We love Tintemarre; a great place to get your "Gilligan" on. There's nothing there. Beautiful beach. If you're lucky, you may have pretty much the whole island to yourself, but usually, especially from late morning to mid-afternoon, it's a favorite day trip for a lot of other boat folks. If you're feeling adventurous, you can hike across the island at the narrow end, find a small beach on the other side, then hike all the way out to the highest tip of the island. Bring LOTS of water, good foot protection (not just flip flops.. there's some really tough stuff to walk on.. mind your ankles), sun screen, a GPS (or at least do a lot of advance planning so you know what you're getting into), and plan on about four hours all told to get there and back.

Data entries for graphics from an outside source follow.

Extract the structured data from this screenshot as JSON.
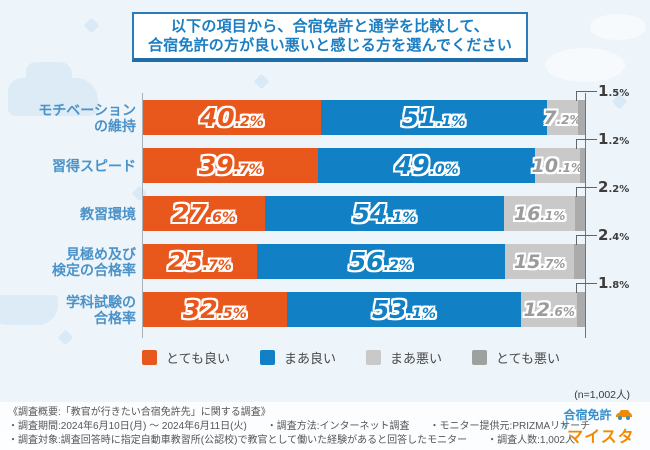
{
  "title": {
    "line1": "以下の項目から、合宿免許と通学を比較して、",
    "line2": "合宿免許の方が良い悪いと感じる方を選んでください"
  },
  "chart_data": {
    "type": "bar",
    "orientation": "horizontal",
    "stacked": true,
    "unit": "%",
    "xlim": [
      0,
      100
    ],
    "grid": false,
    "legend_position": "bottom",
    "categories": [
      "モチベーションの維持",
      "習得スピード",
      "教習環境",
      "見極め及び検定の合格率",
      "学科試験の合格率"
    ],
    "category_label_lines": [
      [
        "モチベーション",
        "の維持"
      ],
      [
        "習得スピード"
      ],
      [
        "教習環境"
      ],
      [
        "見極め及び",
        "検定の合格率"
      ],
      [
        "学科試験の",
        "合格率"
      ]
    ],
    "series": [
      {
        "name": "とても良い",
        "color": "#E8581C",
        "values": [
          40.2,
          39.7,
          27.6,
          25.7,
          32.5
        ]
      },
      {
        "name": "まあ良い",
        "color": "#1280C4",
        "values": [
          51.1,
          49.0,
          54.1,
          56.2,
          53.1
        ]
      },
      {
        "name": "まあ悪い",
        "color": "#C9C9C9",
        "label_color": "#9B9B9B",
        "values": [
          7.2,
          10.1,
          16.1,
          15.7,
          12.6
        ]
      },
      {
        "name": "とても悪い",
        "color": "#ABABAB",
        "values": [
          1.5,
          1.2,
          2.2,
          2.4,
          1.8
        ]
      }
    ]
  },
  "legend": [
    {
      "label": "とても良い",
      "color": "#E8581C"
    },
    {
      "label": "まあ良い",
      "color": "#1280C4"
    },
    {
      "label": "まあ悪い",
      "color": "#C9C9C9"
    },
    {
      "label": "とても悪い",
      "color": "#9FA0A0"
    }
  ],
  "sample_note": "(n=1,002人)",
  "footer": {
    "line1": "《調査概要:「教官が行きたい合宿免許先」に関する調査》",
    "line2": "・調査期間:2024年6月10日(月) ～ 2024年6月11日(火)　　・調査方法:インターネット調査　　・モニター提供元:PRIZMAリサーチ",
    "line3": "・調査対象:調査回答時に指定自動車教習所(公認校)で教官として働いた経験があると回答したモニター　　・調査人数:1,002人"
  },
  "logo": {
    "line1": "合宿免許",
    "car_icon": "car-icon",
    "line2": "マイスター"
  },
  "colors": {
    "background": "#EDF4FA",
    "title_border": "#2B7CBA",
    "title_text": "#1B7EC2",
    "category_label": "#4B92C8"
  }
}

We've done it once, and it was a great experience, but pretty grueling. Watch your kids carefully; you'll end up on a very high cliff with a gorgeous view, but there's nothing stopping you from going over if you get careless, and you won't live if you do.

Our third favorite beach on St. Martin is Baie Rouge. Again, it's a taxi ride or car rental from Grand Case (or Marigot, the biggest port on the French side), but it's really nice. Reddish sand, a small beach bar where you can also get some ribs cooked to order, and a nice place to snorkel to the right of the beach as you're facing the ocean.

I could tell you where our first and second favorite beaches are, but then I'd have to kill ya...  One of'em used to be deserted all the time, but the secret got out a few years ago and now it's not what it used to be.

Personally, I think St. Martin gets a bad rap from a lot of folks. Yes, there's some spots that aren't the prettiest, and yes, there's evidence of poverty, and yes, there's crime (primarily, folks stealing stuff out of rental cars, EVEN THOUGH YOU'RE TOLD IMMEDIATELY AND CONSTANTLY NOT TO LEAVE ANYTHING IN YOUR CAR... duh). It's a place on earth.. it's not some let's pretend Nirvana or paradise. Overall, the place is gorgeous, the people are friendly, there's lots to do, and it's got the biggest variety of beaches of all types in 34 square miles you'll find anyplace on earth. You can find proverty, crime, and imperfectly maintained neighborhoods anywhere in any country.. to discount all that St. Martin has to offer because of that seems hypocritical. In 13 years, we've had 40 dollars in cash and 40 dollars in traveler's checks stolen out of our car once (our first trip.. we didn't believe the warnings), but they didn't take our credit cards. That's it.. our only bad experience. I could write, non-stop for a month, about all of our wonderful experiences with the natural beauty of the island and the friendliness, helpfulness, and kindess of the people we've met and stayed with during our trips.

Sooo... there's that. I'm not, by any means, an expert on the island; just an addicted tourist who speaks just enough French to stay out of trouble. We'll be back this February.. can't wait.

All my best,

Barry


----------